Rich studiously avoided the question of social inequality and its relation to these cultural and political problems. That America has been transformed into an oligarchy, where the bulk of the wealth ends up in a very few hands and social policy is geared toward the maximization of that personal wealth, must have some bearing on the ability and willingness of the media to speak the truth about life in this country. Media personalities themselves have become multimillionaires. Katie Couric of NBC’s “Today” show, essentially a non-entity, has reportedly been offered $15 million by CBS to host its evening news program—and that would represent a cut in pay!
After all, it isn’t simply a matter of some amorphous “infotainment” without social or political content.

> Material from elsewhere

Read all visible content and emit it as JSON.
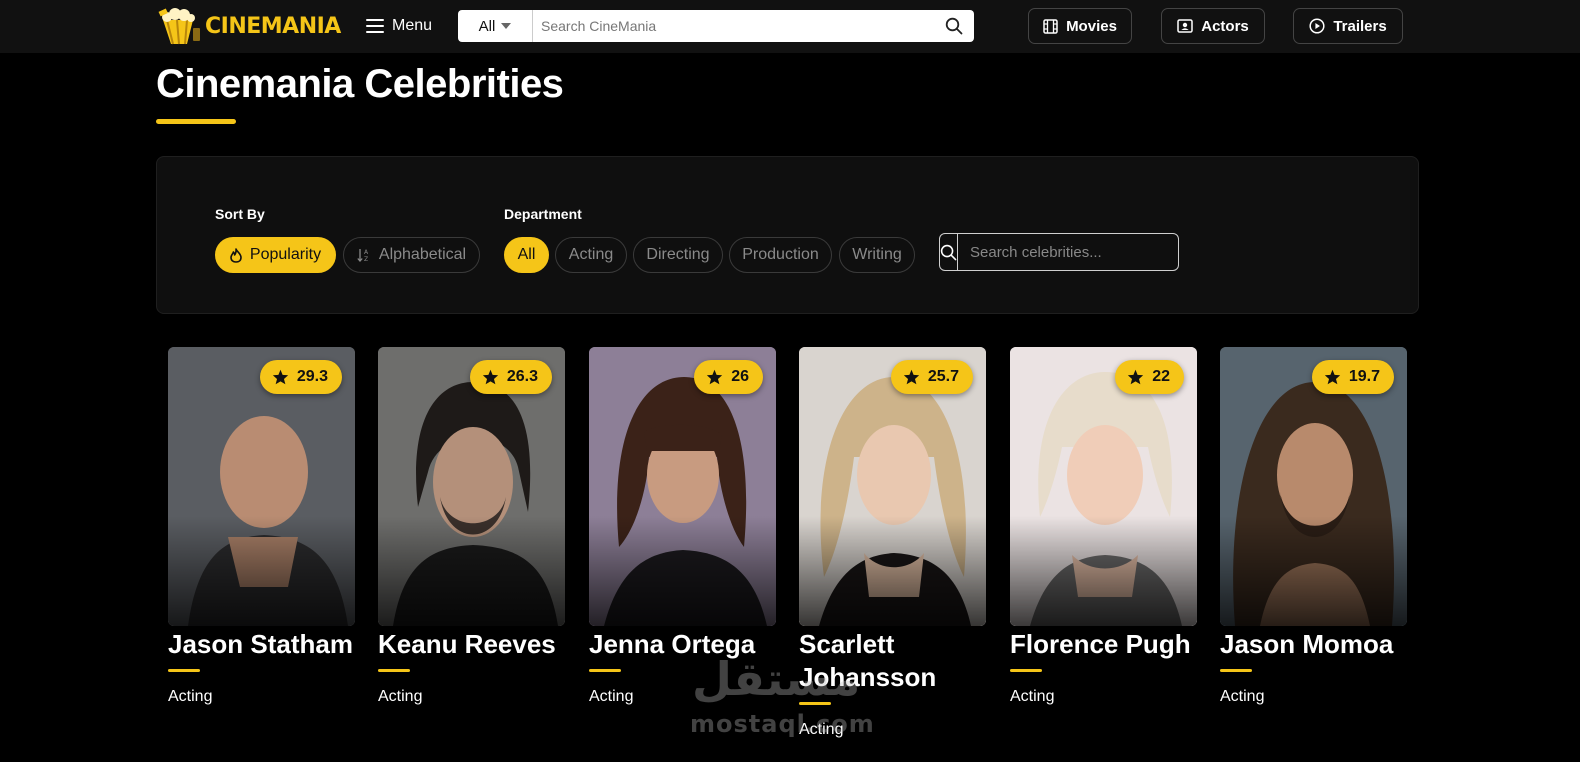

What Rich also failed to spell out for his listeners was the remarkable lurch rightward on the part of the political establishment and the media, including his own newspaper. Critical events of the past decade, the manufactured sex scandal that nearly brought down the Clinton administration in a coup d’état and the hijacking of the 2000 election, in which the mass media played a central and profoundly reactionary role, were either mentioned only in passing or not referred to at all in his presentation.
It would not have been realistic to expect Rich to treat these questions in any depth, but Monday’s talk was disappointing nonetheless.